MyCode 4

Samples go through a part of the genetic testing sequence at the Sigfried and Janet Weis Center for Research at Geisinger in Danville in this file photo.

Geisinger’s MyCode project, the health system's biobank of patient-approved blood and other samples, has surpassed the 250,000 mark hospital officials said in a statement Friday.

MyCode is the largest study of its kind in the world according to a release. Additionally, the program has returned "medically actionable results" to nearly 1,500 people who are at increased risk for potentially life-threatening conditions, like hereditary breast and colon cancers, familial hypercholesterolemia, and heart disease.

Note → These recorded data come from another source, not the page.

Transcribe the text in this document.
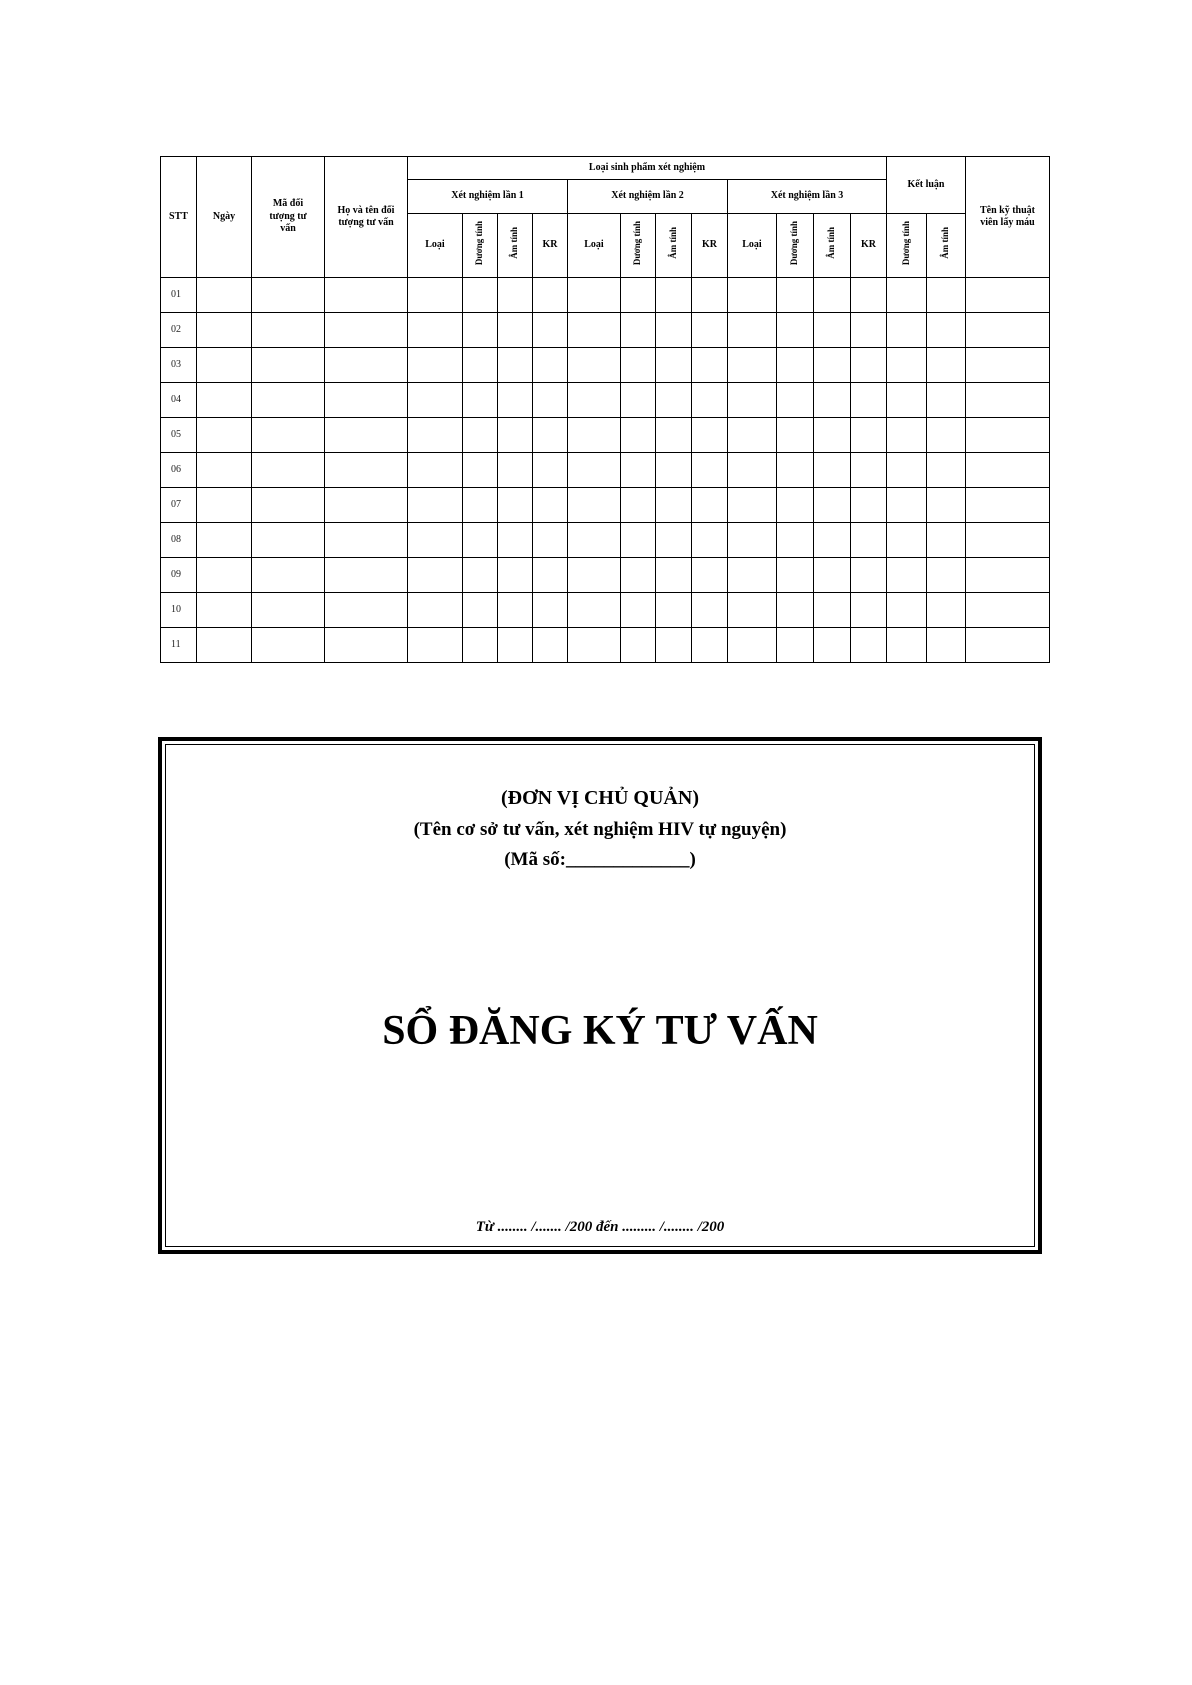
STT	Ngày	Mã đối tượng tư vấn	Họ và tên đối tượng tư vấn	Loại sinh phẩm xét nghiệm												Kết luận		Tên kỹ thuật viên lấy máu
				Xét nghiệm lần 1				Xét nghiệm lần 2				Xét nghiệm lần 3						
				Loại	Dương tính	Âm tính	KR	Loại	Dương tính	Âm tính	KR	Loại	Dương tính	Âm tính	KR	Dương tính	Âm tính	
01																		
02																		
03																		
04																		
05																		
06																		
07																		
08																		
09																		
10																		
11																		
(ĐƠN VỊ CHỦ QUẢN)
(Tên cơ sở tư vấn, xét nghiệm HIV tự nguyện)
(Mã số:_____________)
SỔ ĐĂNG KÝ TƯ VẤN
Từ ........ /....... /200 đến ......... /........ /200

“Geisinger has reached a major milestone in precision health,” said Dr. David H. Ledbetter, executive vice president and chief scientific officer for Geisinger and one of the principal investigators of the MyCode study. “This number of enrolled participants speaks to the trust that our community has in Geisinger’s expertise and the ability we have through this project to make precision health accessible to all of our patients.”

According to Geisinger, MyCode analyzes DNA samples to look for genes known to increase the risk of developing 35 specific health conditions. These include the BRCA1 and BRCA2 genes known to increase risk for breast and ovarian cancer; as well as genes for familial hypercholesterolemia, which can cause early heart attacks and strokes; Lynch syndrome, which can cause early colon, uterine and other cancers; and several heart conditions, including cardiomyopathy and arrythmia.